Editor’s note: This column was originally published in the May issue of Velo magazine. Author Dan Wuori asked us to publish the story online in the wake of a Denver Post opinion piece that was critical of cyclists.
“Get off the road, Lance Armstrong!”
Of all the taunts shouted at me from passing car windows, this is the one I seem to inspire most regularly. I’ve never been sure if the comment stems from my chiseled calves, my perfect cadence, or the fact that I ride with a dozen attorneys in tow, but I’ll be darned if it hasn’t been hollered at me in at least five different states.

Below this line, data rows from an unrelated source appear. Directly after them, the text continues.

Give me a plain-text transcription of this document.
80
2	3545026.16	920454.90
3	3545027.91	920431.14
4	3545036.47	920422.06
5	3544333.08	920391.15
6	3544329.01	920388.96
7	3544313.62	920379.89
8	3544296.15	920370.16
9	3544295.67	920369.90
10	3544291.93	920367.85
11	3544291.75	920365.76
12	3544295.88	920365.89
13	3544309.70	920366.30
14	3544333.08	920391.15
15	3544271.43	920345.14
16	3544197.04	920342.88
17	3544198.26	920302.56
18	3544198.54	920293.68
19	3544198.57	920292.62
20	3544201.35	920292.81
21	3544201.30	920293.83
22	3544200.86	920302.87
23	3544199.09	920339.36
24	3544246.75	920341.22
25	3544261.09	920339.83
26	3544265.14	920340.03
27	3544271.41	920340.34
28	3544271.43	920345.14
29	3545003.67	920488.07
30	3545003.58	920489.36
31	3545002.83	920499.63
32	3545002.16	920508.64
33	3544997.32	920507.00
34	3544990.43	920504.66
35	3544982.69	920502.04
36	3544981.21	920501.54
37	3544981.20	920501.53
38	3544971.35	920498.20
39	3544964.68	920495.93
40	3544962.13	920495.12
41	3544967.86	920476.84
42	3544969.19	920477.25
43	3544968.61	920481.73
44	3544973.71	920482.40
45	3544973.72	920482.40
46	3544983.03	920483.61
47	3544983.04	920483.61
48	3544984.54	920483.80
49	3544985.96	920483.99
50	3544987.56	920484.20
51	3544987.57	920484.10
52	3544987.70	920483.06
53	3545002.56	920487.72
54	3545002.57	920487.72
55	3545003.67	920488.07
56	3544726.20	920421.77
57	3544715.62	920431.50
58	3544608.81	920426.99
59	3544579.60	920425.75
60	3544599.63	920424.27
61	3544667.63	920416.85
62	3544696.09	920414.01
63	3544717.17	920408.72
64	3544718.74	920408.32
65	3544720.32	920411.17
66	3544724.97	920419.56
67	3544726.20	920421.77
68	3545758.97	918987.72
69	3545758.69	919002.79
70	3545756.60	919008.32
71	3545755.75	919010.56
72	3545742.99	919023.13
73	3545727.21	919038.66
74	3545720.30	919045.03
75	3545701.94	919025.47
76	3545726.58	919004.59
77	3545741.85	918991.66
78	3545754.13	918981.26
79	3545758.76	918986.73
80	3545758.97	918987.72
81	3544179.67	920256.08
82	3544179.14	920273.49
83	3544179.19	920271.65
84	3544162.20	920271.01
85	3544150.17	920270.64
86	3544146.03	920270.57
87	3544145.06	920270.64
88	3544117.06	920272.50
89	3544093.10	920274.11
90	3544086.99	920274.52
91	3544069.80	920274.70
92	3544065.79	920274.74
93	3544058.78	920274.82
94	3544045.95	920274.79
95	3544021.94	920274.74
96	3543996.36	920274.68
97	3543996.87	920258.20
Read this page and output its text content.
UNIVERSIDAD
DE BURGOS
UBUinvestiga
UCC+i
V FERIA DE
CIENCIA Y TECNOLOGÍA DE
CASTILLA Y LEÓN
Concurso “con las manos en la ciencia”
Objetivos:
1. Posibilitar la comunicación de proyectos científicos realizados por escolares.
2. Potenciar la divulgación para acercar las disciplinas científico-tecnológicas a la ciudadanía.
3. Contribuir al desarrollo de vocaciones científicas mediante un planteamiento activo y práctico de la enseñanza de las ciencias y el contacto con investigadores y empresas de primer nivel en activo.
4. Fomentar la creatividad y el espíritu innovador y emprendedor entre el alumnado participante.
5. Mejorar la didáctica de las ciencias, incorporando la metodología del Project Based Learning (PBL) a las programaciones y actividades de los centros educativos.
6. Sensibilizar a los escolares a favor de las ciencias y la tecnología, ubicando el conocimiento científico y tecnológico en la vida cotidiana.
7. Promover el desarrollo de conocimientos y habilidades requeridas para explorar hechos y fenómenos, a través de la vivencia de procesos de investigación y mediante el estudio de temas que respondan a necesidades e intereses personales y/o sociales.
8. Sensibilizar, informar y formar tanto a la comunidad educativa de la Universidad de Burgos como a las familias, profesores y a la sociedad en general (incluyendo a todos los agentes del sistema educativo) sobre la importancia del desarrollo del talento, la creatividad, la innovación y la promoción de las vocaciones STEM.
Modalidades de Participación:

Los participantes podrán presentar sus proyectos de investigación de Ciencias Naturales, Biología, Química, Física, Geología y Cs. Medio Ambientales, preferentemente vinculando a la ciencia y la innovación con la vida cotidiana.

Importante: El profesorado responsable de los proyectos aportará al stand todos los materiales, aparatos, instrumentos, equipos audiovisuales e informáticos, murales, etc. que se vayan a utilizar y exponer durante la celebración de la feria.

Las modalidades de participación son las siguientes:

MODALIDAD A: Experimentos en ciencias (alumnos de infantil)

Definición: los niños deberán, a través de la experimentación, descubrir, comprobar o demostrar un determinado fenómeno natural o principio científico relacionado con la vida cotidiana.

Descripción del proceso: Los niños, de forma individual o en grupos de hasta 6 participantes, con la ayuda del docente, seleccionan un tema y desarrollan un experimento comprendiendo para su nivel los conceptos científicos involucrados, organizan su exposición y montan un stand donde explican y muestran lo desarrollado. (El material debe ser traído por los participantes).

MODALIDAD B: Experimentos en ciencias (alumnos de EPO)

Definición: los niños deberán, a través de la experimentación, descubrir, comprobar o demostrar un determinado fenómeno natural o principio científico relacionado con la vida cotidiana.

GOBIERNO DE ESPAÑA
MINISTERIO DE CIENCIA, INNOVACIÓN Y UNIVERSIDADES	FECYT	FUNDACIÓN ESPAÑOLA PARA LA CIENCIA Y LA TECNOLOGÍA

If you’ve been a roadie for any length of time, chances are good that you’ve found yourself on the receiving end of a motorist’s ire — or some smartass kid’s efforts to impress his buddies. If you’re lucky, they’ve only hurled words, and not bottles or cans. It’s time we take a stand against these indignities.
There’s something particularly cowardly about screaming at strangers from a speeding SUV. Without the likelihood of ever being confronted by your victim, the act is not unlike Internet trolling or writing a magazine column. Everyone’s a tough guy from a safe enough distance. Of course, motorists have a right to act like idiots. As they’ll be the first to tell you, they are taxpayers who have bought the privilege.
“I pay to be on this road, asshole,” one driver “explained” to me recently, as a preface to his suggestion that I leave it. His stupidity made my blood boil. I’ve never known quite what to make of the suggestion that cyclists are not also taxpaying citizens. It’s just a wild guess, but I can’t help but suspect that the dude I saw yesterday on the $7,000 Colnago pays more than his fair share to support the nation’s rural infrastructure.
I bet he also drives a car. And that’s when it hit me. What if I could use my own role as a motorist to bring healing to my two-wheeled brethren? What if we cyclists were to band together to spread love from our car windows?
And that’s when I decided to start yelling at cyclists.
On my way home from work the next day, I spotted one of my buddies riding up the road ahead. Keeping a safe distance, I rolled down the window and laid it on him.
“Tom! Hey Tom!” I shouted, eliciting just the puzzled look I’d been hoping for. “Oh man, I am so sorry… I thought you were Tom Boonen. You must get that all the time. Have a good ride.”
As I drove away, I watched his bike rock with laughter. And so I vowed to keep playing my game.
“Slow down, you’re ruining my Strava segments!”
“Your sock height is immaculate!”
“If you were any more aero you’d be a Prius.”
Silly as it seems, the idea is more than a joke.
As a follower of the sport, you may be aware of a sad phenomenon. Enter the word “cyclist” into a Google News search and you’re much more likely to find news of a confrontation, or death, resulting from the careless or malicious actions of a driver than headlines about Brad Wiggins or Peter Sagan. It’s almost enough to scare you off the road.
And it’s why we all need to model good behavior, both in the saddle (where traffic laws and stop signs apply to us, too) and behind the wheel, where my new campaign has yet to result in anything other than a smile and a wave.
That’s exactly the way things ought to be when it comes to drivers and cyclists. There’s no place you’re going that is more important than respecting the safety and humanity of those around you. And there’s no day so frustrating that you get a free pass to take out your aggression on strangers. And there’s nobody who doesn’t pay taxes. Nobody.
So I’m inviting you all to join me in an effort to do better out on the road. Give your fellow cyclists some love and encouragement. Make sure you are as courteous to drivers as you’d like them to be to you. Follow the rules of the road. And, for heaven’s sake, be careful out there. The life you save may be your own.